Des Petits Cadeaux pour Economiser de l'argent

Business Travel

Chaque jour, il y a l’une ou l’autre idée qui germe en rapport avec les voyages. La plupart d’entre elles sont orientées loisirs et la plupart proviennent d’entrepreneurs extérieurs à l’industrie du voyage. Ces idées sont souvent inscrites dans un business plan et la création d’une société en découle généralement. Et celle-ci reçoit parfois de l’argent d’investisseurs. La décision d’investir dans une start up dépend principalement de trois facteurs : une idée forte, un business plan solide et la réputation du ou des fondateurs.

Start up technologique en janvier 2017. Valeur en juin 2017: 600 millions de $

L’idée de récompenser les voyageurs d’affaires avec des chèques-cadeaux est née exactement il y a un an. Une société a vu le jour sous le nom d’Upside, des investisseurs ont apporté les 50 premiers millions de dollars de capital à risque et le lancement du produit a commencé en janvier 2017. Aujourd’hui, cinq mois plus tard, la valeur de la société a été estimée, selon Fortune, à 600 millions de dollars et Vista Private Equity Fund y a investi 100 millions supplémentaires.
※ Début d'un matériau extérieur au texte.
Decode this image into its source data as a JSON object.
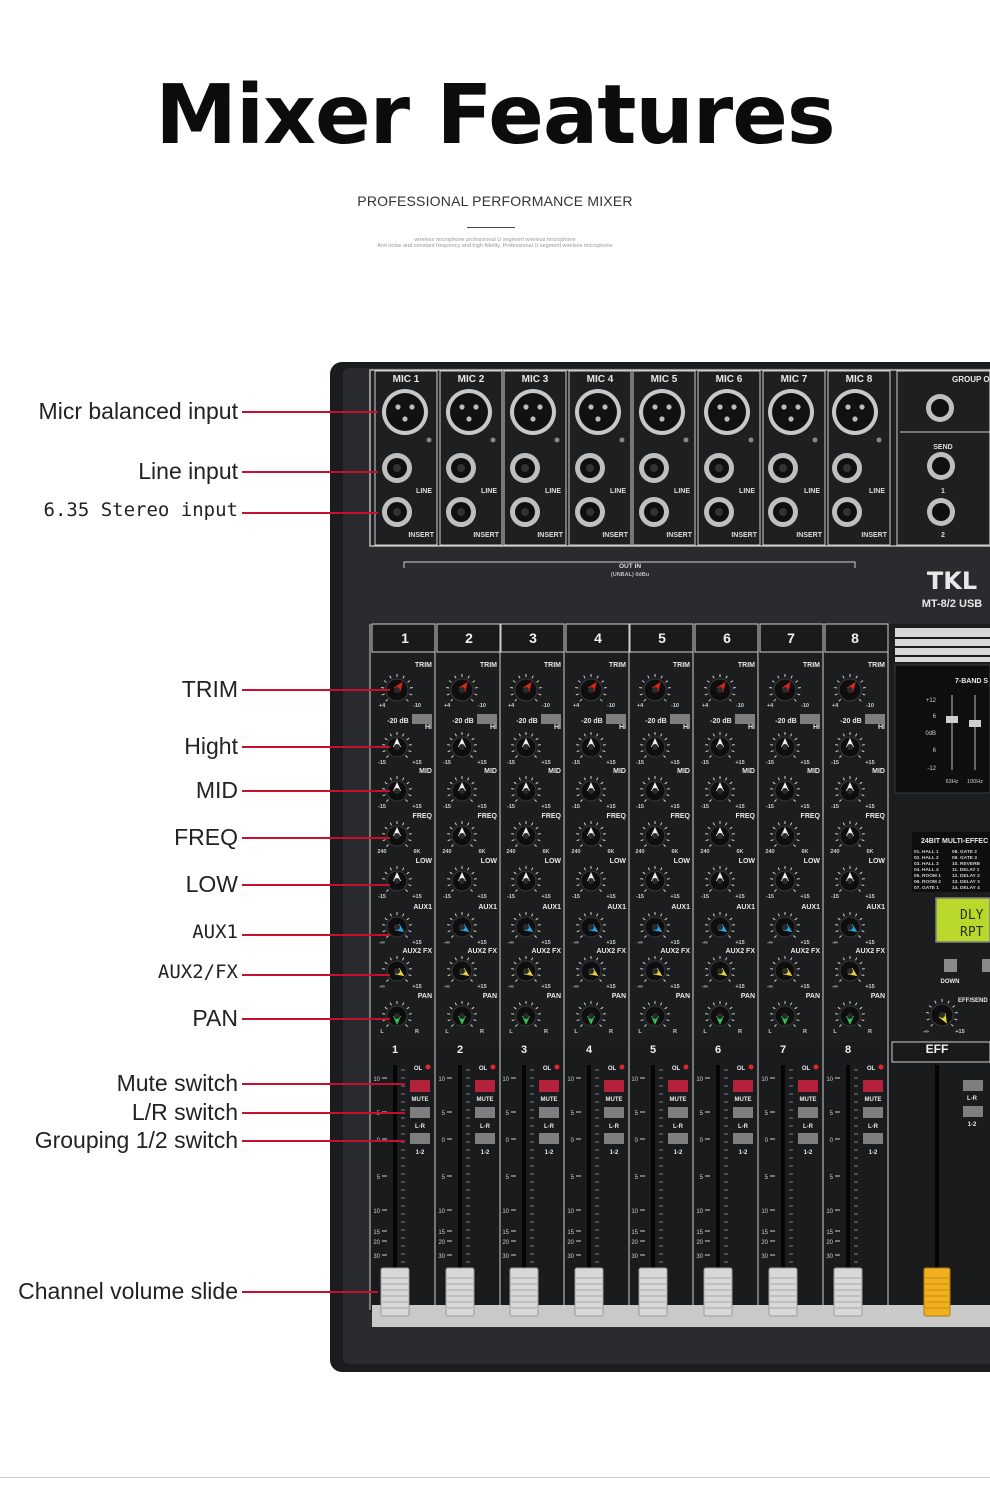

S’agit-il d’une bonne idée ? Sans doute. Le nom du fondateur est-il important ? Certainement, c’est Jay Walker, le fondateur de Priceline, la plus grande entreprise de voyages au monde. Walker a fondé Priceline en 1997 et l’a quittée en 2000 juste après son introduction en bourse en devenant riche. Jay Walker est encore toujours un des grands noms de l’histoire de la technologie du voyage.

 

  1. Etait-ce une idée géniale ? 

Upside est – évidemment – un site web 100% orienté vers la partie ‘’unmanaged’’ du marché des voyages d’affaires. Les petites entreprises, souvent avec des directeurs de vente et des patrons qui voyagent fréquemment, qui n’ont qu’une règle en matière de politique de voyage : ‘’faire en sorte que le voyage rapporte de l’argent’’. (Une très bonne règle selon nous, ceci dit en passant)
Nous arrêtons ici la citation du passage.